A 10,000-gallon tank filled with recycled wastewater is used to flush out the barns after the herd has been fed. A torrent of water sweeps waste and debris from the sloped feed barn floor to the concrete canal. By reusing this wastewater, the dairy is able to continually wash down the feed barns without any additional cost or labor.
Water used for wash-down purposed drains from the feed barns towards a central collect point. This concrete-lined canal carries the water to the first stage of a two-stage lagoon system; there the breakdown of the waste occurs. Next, the wastewater is gravity-fed through an underground 24-inch pipe to the second stage of the lagoon where anaerobic activity further breaks down the waste.
From the far-side of the u-shaped holding pond the water is pumped for use in the irrigation systems and for flushing the feed barns. Giant sprinklers and a central pivot are employed to distribute the waste water over crops of corn, sorghum and grass fields, where remaining nutrients are absorbed.
Joe Wright: The solution to pollution is dilution. We do pay a conscious effort in that whatever we grow is making net removal, even large net removals of nitrogen and phosphorus and so forth.
V&W conservation efforts are not limited to water reclamation. The dairy uses a system of crop rotation and leaving fields fallow to prevent soil erosion.
Joe Wright: We look at it as a three-crop-a year rotation. Now, there’s some strategic, you know, decisions you can make in the winter. Sometimes we may skip a second sorghum crop and intentionally plant a winter crop such as oats. Matter of fact, we're doing that with a hundred acre field this winter that was in corn that we're not replanting in sorghum; we're going to let that land rest.
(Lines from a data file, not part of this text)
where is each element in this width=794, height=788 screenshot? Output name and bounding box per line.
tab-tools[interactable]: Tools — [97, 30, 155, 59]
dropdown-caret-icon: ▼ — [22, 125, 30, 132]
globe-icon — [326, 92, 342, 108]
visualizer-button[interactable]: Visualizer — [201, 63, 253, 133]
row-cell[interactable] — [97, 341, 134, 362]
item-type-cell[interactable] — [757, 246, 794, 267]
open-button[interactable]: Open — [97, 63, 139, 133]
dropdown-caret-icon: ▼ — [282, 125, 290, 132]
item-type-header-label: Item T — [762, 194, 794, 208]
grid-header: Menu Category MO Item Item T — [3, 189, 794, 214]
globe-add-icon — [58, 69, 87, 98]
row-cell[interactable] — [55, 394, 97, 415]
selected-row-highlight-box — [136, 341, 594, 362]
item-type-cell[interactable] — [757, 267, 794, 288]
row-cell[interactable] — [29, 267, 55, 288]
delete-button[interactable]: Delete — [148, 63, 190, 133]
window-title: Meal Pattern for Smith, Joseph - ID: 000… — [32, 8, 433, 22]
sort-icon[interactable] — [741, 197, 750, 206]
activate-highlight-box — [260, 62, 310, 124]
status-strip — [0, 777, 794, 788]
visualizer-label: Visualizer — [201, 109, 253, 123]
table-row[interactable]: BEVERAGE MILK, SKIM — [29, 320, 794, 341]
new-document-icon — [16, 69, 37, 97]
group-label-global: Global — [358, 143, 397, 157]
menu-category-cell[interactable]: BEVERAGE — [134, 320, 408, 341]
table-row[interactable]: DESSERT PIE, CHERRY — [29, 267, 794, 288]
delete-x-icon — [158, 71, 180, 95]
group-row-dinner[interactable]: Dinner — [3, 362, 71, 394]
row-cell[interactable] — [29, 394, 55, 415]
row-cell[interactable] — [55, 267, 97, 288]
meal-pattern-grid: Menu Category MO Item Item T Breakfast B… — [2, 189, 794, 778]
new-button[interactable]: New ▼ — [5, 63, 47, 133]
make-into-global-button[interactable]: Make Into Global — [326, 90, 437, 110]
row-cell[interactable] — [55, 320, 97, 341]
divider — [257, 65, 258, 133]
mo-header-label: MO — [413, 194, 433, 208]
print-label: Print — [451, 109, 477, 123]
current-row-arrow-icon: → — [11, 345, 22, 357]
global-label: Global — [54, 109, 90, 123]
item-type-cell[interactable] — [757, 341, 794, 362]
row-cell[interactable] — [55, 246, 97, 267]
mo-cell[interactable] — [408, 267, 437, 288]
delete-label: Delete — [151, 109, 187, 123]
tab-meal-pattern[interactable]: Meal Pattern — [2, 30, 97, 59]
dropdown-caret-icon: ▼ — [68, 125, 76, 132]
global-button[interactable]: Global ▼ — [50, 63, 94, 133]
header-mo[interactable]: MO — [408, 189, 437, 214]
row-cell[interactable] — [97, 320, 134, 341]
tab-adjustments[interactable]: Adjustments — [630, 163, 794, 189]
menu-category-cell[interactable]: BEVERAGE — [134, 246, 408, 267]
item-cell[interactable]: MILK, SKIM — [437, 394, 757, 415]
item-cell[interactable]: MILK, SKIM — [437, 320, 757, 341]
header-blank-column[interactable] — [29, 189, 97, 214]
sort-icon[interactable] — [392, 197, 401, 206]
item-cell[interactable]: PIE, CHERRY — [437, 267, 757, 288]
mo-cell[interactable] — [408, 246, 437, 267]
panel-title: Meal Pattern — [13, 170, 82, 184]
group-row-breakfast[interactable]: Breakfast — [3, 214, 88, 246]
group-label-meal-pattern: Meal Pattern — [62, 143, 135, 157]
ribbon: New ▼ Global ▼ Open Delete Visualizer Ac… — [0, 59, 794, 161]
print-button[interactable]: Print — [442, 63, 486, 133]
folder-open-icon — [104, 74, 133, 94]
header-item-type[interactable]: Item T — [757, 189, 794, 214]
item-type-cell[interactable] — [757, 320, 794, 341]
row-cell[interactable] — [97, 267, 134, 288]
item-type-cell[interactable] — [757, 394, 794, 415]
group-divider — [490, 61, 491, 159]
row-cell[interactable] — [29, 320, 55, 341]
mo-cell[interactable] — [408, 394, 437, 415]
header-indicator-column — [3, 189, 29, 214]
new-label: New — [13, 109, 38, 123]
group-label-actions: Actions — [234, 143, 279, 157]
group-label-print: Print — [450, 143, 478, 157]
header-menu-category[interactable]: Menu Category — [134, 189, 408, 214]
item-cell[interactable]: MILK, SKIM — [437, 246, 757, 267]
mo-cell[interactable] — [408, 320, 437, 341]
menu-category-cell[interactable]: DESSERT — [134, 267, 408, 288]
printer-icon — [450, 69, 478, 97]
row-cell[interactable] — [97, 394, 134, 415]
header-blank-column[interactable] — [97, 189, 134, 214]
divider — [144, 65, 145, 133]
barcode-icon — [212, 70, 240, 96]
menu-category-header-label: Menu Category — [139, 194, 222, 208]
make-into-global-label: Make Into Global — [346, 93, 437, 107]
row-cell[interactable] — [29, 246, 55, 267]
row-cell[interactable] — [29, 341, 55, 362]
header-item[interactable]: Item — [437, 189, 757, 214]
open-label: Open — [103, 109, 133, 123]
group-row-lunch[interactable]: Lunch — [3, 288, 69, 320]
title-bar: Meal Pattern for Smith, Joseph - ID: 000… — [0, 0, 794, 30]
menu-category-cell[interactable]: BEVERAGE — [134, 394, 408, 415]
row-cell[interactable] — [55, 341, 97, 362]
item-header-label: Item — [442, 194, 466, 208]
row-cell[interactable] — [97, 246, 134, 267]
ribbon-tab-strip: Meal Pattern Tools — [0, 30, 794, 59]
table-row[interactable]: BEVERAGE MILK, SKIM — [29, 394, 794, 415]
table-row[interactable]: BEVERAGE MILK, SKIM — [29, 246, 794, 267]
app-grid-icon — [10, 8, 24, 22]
V&W now has about 475 acres for double cropping corn and sorghum and 150 acres for grass hay fields. The dairy is planting new, improved grasses such as Florakirk and Tifton 85 developed by the Extension Service, the SCS, and the University of Florida. These grasses are quick growing and provide an excellent source of hay. The corn is chopped into silage and mixed with hay, sorghum, and other ingredients to yield a nutritious feed. This mixture is fed back to the herd and the cycle begins anew.
Water isn't the only thing recycled at V&W Dairy. The dairy cows themselves do their part to help out the environment.
Joe Wright: Cows are recyclers. Many of the things we feed would be human waste, some directly into a landfill, if the dairy cows or some other form of livestock would not consume them. And that would get into items like bakery waste, wet brewers grain, your corn by-products, soybean products, and cotton seed products, whatever it would be a by-product without any other obvious use, were it not for the cows. Cows are able to extract additional nutrients out of those things and actually use and metabolize it in the manufacturing of milk.
Forming the farm's southern boundary is a tract of oaks, pines, and palmettos. The V&W Dairy plans to protect and preserve this land by leaving it in its natural state.
Joe Wright: There's close to 600 acres of very native woods and palmetto country in this mass we have and I would hope to keep a portion of that land native forever; not just for a buffer, but just for the joy of driving through some old Florida native land.
A great deal of thought and planning has gone into creating the complex, inter-related systems that govern the V&W Dairy. Such systems may promote longevity in the business world, but this is not the only reason for creating it.
Joe Wright: You have to take the attitude in farming that you're doing this for the long haul. I mean, farming has so many ups and downs; you have to treat this land like you want to farm here forever, and you want your son or daughter to farm here forever. You have to use the best practices that are available at that time. When you run into a stumbling block, you can't just stop at the first answer you get. You have to talk to your extension agent. You need to call the universities, and you really have to try to be progressive, because certain thing will always change. So you have to stay ahead of the game, and we're learning new things all the time.